Fanciullo, fu inviato coi fratelli a Napoli, dove fu alunno del Genovesi e scrisse in favore del diritto sovrano riguardo ai limiti dello Stato vicino, incaricatone da don Ferdinando de Leon allora avvocato della Corona.
Trovossi in Napoli nel 1779 presente all'eruzione del Vesuvio e vi tornava nel 1782.
L'anno seguente scrisse una memoria sui risi e fu nominato assessore militare del tribunale di milizia della provincia di Teramo (20 giugno 1783).
Nel 1785 era nuovamente nella capitale. Scrisse nel 1787 una memoria sui regî stucchi o sia sulla servitú dei pascoli invernali nelle provincie marittime degli Abruzzi.
L'anno seguente diede pubblicità ad un'altra memoria sul tavoliere di Puglia, ed un'altra sui pesi e le misure del regno.
Nell'anno 1790 pubblicò delle riflessioni sulla vendita dei feudi devoluti con una lettera dedicatoria, e pubblicata poi a parte, al duca di Cantalupo sullo stesso argomento.
Nel 1791 diede alla luce le Ricerche sul vero carattere della giurisprudenza romana, libro stampato a Firenze e per la terza volta a Napoli nel 1815. Nel 1757 Ferdinando IV lo decorò delle insegne di cavaliere dell'ordine Costantiniano. Fu ascritto alla cittadinanza di San Marino e ne scrisse le Memorie storiche.

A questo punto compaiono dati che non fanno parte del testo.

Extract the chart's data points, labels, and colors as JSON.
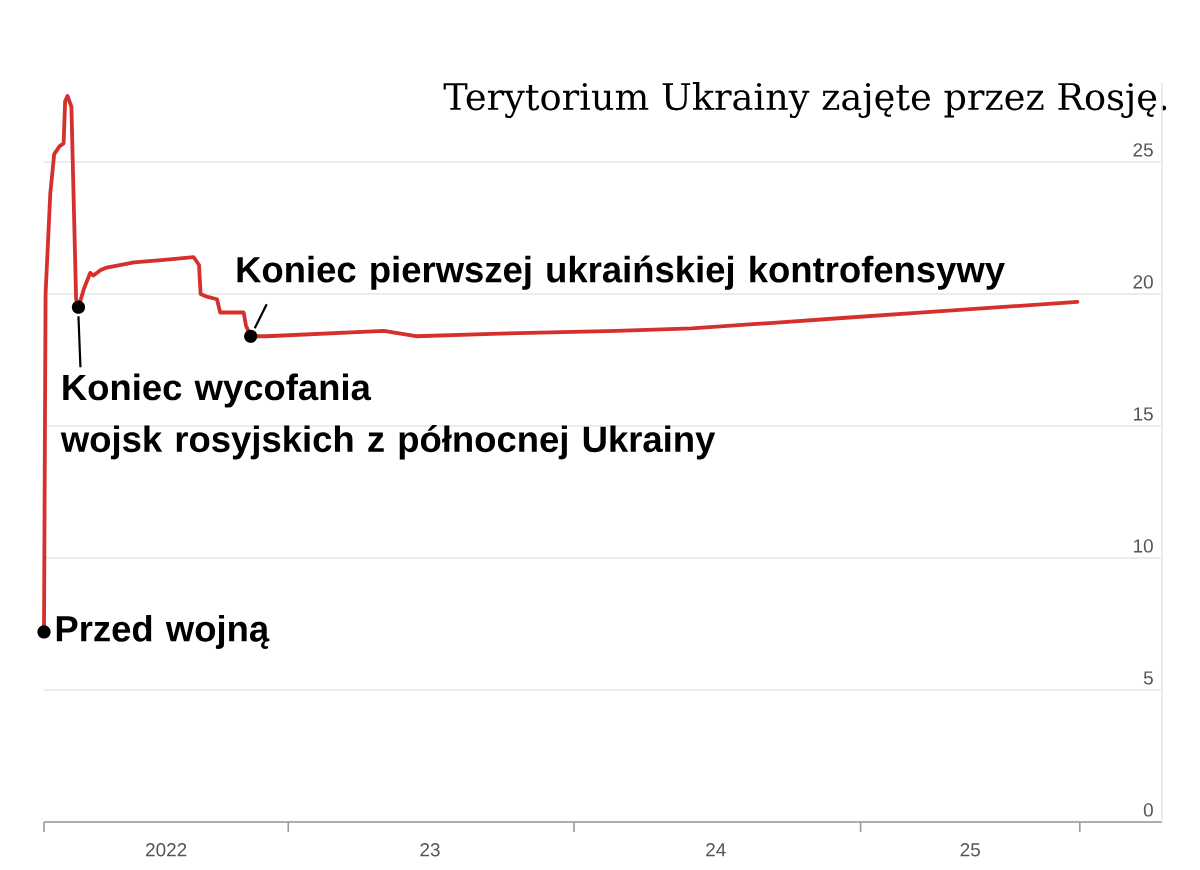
{
  "chart_data": {
    "type": "line",
    "title": "Terytorium Ukrainy zajęte przez Rosję.",
    "x": [
      "2022-02-23",
      "2022-02-25",
      "2022-03-03",
      "2022-03-08",
      "2022-03-15",
      "2022-03-20",
      "2022-03-22",
      "2022-03-25",
      "2022-03-30",
      "2022-04-05",
      "2022-04-08",
      "2022-04-15",
      "2022-04-23",
      "2022-04-27",
      "2022-05-06",
      "2022-05-14",
      "2022-06-18",
      "2022-07-30",
      "2022-09-02",
      "2022-09-09",
      "2022-09-11",
      "2022-09-19",
      "2022-10-02",
      "2022-10-06",
      "2022-11-05",
      "2022-11-08",
      "2022-11-14",
      "2022-12-04",
      "2023-05-03",
      "2023-06-13",
      "2023-09-28",
      "2024-02-24",
      "2024-05-30",
      "2024-09-07",
      "2024-12-13",
      "2025-03-22",
      "2025-06-28",
      "2025-10-05"
    ],
    "values": [
      7.2,
      20.0,
      23.8,
      25.3,
      25.6,
      25.7,
      27.3,
      27.5,
      27.1,
      19.8,
      19.5,
      20.2,
      20.8,
      20.7,
      20.9,
      21.0,
      21.2,
      21.3,
      21.4,
      21.1,
      20.0,
      19.9,
      19.8,
      19.3,
      19.3,
      18.8,
      18.4,
      18.4,
      18.6,
      18.4,
      18.5,
      18.6,
      18.7,
      18.9,
      19.1,
      19.3,
      19.5,
      19.7
    ],
    "color": "#d5302b",
    "line_style": "solid",
    "xlim": [
      "2022-02-23",
      "2026-01-21"
    ],
    "xticks": [
      {
        "value": "2022-02-23",
        "label": null
      },
      {
        "value": "2022-07-29",
        "label": "2022"
      },
      {
        "value": "2023-01-01",
        "label": null
      },
      {
        "value": "2023-07-01",
        "label": "23"
      },
      {
        "value": "2024-01-01",
        "label": null
      },
      {
        "value": "2024-06-30",
        "label": "24"
      },
      {
        "value": "2025-01-01",
        "label": null
      },
      {
        "value": "2025-05-21",
        "label": "25"
      },
      {
        "value": "2025-10-08",
        "label": null
      }
    ],
    "ylim": [
      0,
      28
    ],
    "yticks": [
      0,
      5,
      10,
      15,
      20,
      25
    ],
    "grid": "y",
    "annotations": [
      {
        "text": "Przed wojną",
        "x": "2022-02-23",
        "y": 7.2
      },
      {
        "text": "Koniec wycofania\nwojsk rosyjskich z północnej Ukrainy",
        "x": "2022-04-08",
        "y": 19.5
      },
      {
        "text": "Koniec pierwszej ukraińskiej kontrofensywy",
        "x": "2022-11-14",
        "y": 18.4
      }
    ]
  }
}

Dettò in Firenze i pensieri sull' Incertezza e sull'inutilità della storia che parve ardimento grande.
Nel 1816 fece parte del Consiglio di Stato del regno di Napoli e si ha la stampa d'una sua memoria del 1809 sul sistema giudiziario che si riformava. Due anni prima era stato ascritto tra i primi soci dell'accademia Ercolanese rinata a vita novella e vi lesse parecchi lavori che per brevità omettiamo.